I do not remember the controversy either....maybe only is some reporter's mind so they had something to put on the front page of the Free Press. 

It was a time when kids and guns was not a death knell for society and we were supposed to ask ourselves where we had gone wrong....

good to hear from you, puts the picture into perspective.


----------



## sigtech (5 Oct 2007)

Hell 20 years ago , it wasn't any big deal to be brought up around guns and own one at a young age. Hell my father bought me my first shotgun at the age of 10. If you grew up with it back then it wasn't any big deal. 

Now well there is another issue for another thread on a different day


----------



## exgunnertdo (5 Oct 2007)

The NCO in the pic is a MBdr from 26 Fd Regt.  Capt (now Maj) Preaux was the RSSO at 26 Fd at the time.


----------



## mummiebear5 (9 Oct 2007)

Is this the same Major David Preaux that was in Gagetown in the mid 90's?  Married with 4 kids?  If so, I would like to get in contact with his wife as I used to clean their PMQ on a regular basis way back when.


----------



## 1feral1 (10 Oct 2007)

A family day, a few bursts of 7.62mm blank, ear protection, whats the big deal?

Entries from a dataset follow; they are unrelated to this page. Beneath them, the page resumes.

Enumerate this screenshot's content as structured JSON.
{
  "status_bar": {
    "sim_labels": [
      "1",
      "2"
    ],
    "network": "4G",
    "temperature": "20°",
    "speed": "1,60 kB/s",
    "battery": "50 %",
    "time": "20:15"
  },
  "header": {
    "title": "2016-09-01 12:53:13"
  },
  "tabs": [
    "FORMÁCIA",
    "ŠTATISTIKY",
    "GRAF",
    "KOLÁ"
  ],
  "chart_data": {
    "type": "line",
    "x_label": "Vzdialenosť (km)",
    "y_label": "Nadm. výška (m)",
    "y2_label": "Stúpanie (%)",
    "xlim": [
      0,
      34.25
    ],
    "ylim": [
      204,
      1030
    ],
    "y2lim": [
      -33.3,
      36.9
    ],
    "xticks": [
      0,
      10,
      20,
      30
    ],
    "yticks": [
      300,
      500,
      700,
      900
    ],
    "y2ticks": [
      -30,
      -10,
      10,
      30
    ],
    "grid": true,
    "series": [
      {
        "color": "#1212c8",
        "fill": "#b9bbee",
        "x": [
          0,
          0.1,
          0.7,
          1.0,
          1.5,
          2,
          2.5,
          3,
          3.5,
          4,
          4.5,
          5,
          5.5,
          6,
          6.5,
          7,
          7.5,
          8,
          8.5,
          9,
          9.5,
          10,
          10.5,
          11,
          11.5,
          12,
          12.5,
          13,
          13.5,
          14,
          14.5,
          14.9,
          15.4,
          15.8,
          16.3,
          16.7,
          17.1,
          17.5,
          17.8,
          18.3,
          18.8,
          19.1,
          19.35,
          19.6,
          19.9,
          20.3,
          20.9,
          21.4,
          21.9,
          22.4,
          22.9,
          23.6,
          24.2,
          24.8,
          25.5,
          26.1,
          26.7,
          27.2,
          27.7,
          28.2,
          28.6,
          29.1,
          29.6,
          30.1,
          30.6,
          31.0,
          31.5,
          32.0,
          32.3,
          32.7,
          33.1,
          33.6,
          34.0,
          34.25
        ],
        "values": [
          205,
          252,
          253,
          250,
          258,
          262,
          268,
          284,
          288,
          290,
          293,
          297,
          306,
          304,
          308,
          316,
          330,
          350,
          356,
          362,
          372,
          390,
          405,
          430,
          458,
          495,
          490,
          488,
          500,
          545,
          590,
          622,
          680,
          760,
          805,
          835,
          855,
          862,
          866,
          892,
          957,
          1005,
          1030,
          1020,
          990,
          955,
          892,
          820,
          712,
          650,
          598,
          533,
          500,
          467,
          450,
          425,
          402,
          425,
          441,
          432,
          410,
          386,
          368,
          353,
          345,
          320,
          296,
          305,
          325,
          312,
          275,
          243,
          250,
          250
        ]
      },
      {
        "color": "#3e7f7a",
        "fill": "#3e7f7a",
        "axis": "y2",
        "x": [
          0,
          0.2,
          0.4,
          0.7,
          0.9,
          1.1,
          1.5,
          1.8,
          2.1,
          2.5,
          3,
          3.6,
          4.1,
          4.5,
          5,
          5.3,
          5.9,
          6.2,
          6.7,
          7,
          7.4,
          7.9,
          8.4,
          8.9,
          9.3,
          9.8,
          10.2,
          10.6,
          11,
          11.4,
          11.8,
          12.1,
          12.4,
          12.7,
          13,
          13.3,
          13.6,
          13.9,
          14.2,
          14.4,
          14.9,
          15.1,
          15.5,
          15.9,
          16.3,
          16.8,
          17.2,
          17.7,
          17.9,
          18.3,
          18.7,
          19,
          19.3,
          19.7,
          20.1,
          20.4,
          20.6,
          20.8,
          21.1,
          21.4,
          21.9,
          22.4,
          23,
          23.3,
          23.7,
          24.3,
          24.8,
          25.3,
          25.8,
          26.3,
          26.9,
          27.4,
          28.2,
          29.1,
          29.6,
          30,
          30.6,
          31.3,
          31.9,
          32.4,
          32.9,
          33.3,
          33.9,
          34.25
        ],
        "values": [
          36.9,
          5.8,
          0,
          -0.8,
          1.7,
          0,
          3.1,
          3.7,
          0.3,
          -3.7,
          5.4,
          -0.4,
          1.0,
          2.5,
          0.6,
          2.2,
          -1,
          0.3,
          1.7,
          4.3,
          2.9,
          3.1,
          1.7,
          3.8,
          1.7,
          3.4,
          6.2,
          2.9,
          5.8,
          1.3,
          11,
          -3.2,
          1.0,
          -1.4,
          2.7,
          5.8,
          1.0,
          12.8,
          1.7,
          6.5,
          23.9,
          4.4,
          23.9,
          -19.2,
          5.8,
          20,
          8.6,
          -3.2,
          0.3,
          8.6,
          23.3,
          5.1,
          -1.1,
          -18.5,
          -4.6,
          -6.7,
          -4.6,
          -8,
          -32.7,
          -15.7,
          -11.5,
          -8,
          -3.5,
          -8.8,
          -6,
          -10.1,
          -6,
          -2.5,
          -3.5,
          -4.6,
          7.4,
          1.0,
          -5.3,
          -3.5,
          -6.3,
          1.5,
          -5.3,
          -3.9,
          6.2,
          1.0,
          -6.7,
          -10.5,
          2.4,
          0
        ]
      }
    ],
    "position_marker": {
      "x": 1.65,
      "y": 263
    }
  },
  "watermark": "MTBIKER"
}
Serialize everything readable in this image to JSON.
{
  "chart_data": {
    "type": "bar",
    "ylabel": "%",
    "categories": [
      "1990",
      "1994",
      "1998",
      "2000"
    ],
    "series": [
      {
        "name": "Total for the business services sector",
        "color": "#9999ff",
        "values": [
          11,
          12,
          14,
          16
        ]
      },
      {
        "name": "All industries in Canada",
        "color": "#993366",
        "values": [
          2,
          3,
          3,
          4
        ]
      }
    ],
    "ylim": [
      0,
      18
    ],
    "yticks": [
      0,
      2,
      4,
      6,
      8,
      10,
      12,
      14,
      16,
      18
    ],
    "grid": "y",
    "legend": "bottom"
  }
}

We have family days here too, and yes F88's, sometimes Minimis with blanks also. All for the family to see and give a go (kids and adults under extreme supervision).

My ex even fired a 105mm Hamel gun, a proof rd, known as a 'brick', live solid shot, but not HE.

Seems the press even 20 yrs back can still try to manipulate things their way.


Cheers,


Wes


----------



## retiredgrunt45 (10 Oct 2007)

We had the dog and pony shows for the families all the time. My daughter 7 yrs old at the time shot a few blank rounds from a C-6 in Baden We had the dog and pony shows, every summer just before the big air shows on the base.

The kids got to see what daddy or mommy did. Great fun.


----------